Mainz (epd). SWR-Intendant Kai Gniffke hat Fehler seines Senders beim Umgang mit der kurzfristig abgesetzten China-Dokumentation "Wuhan - Chronik eines Ausbruchs" eingeräumt, aber zugleich die Nutzung von Filmmaterial staatlicher chinesischer Organisationen verteidigt. "Bei uns waren Abläufe nicht optimal", sagte er am 26. Juni in Mainz. Nach Kritik an der Dokumentation habe der SWR kurzfristig Einblick in die Verträge zwischen der vom Sender beauftragten Produktionsfirma und dem chinesischen Informationsbüro CCIC nehmen wollen.
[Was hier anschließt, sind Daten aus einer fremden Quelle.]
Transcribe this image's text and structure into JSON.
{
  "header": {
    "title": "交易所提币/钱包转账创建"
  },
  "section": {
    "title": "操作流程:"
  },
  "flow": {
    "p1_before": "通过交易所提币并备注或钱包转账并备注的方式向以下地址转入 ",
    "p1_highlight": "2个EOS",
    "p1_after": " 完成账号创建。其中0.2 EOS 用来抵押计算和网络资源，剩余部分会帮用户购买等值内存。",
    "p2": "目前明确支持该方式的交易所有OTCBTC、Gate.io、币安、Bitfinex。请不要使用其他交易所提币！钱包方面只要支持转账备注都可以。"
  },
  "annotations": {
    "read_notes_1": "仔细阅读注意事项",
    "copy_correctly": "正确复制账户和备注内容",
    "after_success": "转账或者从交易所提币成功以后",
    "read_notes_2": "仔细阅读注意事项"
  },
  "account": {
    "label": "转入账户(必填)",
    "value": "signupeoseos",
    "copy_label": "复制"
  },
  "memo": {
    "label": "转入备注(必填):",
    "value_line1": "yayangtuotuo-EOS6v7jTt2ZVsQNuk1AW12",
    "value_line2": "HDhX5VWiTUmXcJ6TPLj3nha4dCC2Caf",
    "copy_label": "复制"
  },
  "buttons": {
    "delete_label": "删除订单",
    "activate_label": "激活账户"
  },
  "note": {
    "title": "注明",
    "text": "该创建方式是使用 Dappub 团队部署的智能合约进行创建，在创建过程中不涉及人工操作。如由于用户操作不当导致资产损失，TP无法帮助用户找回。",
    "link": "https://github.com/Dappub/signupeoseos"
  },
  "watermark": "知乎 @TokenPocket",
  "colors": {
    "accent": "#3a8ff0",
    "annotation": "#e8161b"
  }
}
Bis zum Vorabend der geplanten Ausstrahlung sei dies nicht gelungen.
Weil unklar gewesen sei, ob der SWR überhaupt alle nötigen Rechte zur Ausstrahlung des Beitrags besitze, habe er als Intendant entschieden: "Dieses Risiko ist mir zu hoch." Auf die Frage, ob mittlerweile alle Unklarheiten ausgeräumt seien und die Dokumentation über Chinas Kampf gegen die Coronavirus-Pandemie zu einem späteren Zeitpunkt gesendet werde, antwortete Gniffke ausweichend: "Wir sind im Prozess der Aufarbeitung." Im Rückblick habe der SWR sich zu spät dafür interessiert, ob es einen gültigen Vertrag der Produktionsfirma mit CCIC gab und ob dieser problematische Passagen enthielt. Eine solche Einsichtnahme sei normalerweise unüblich.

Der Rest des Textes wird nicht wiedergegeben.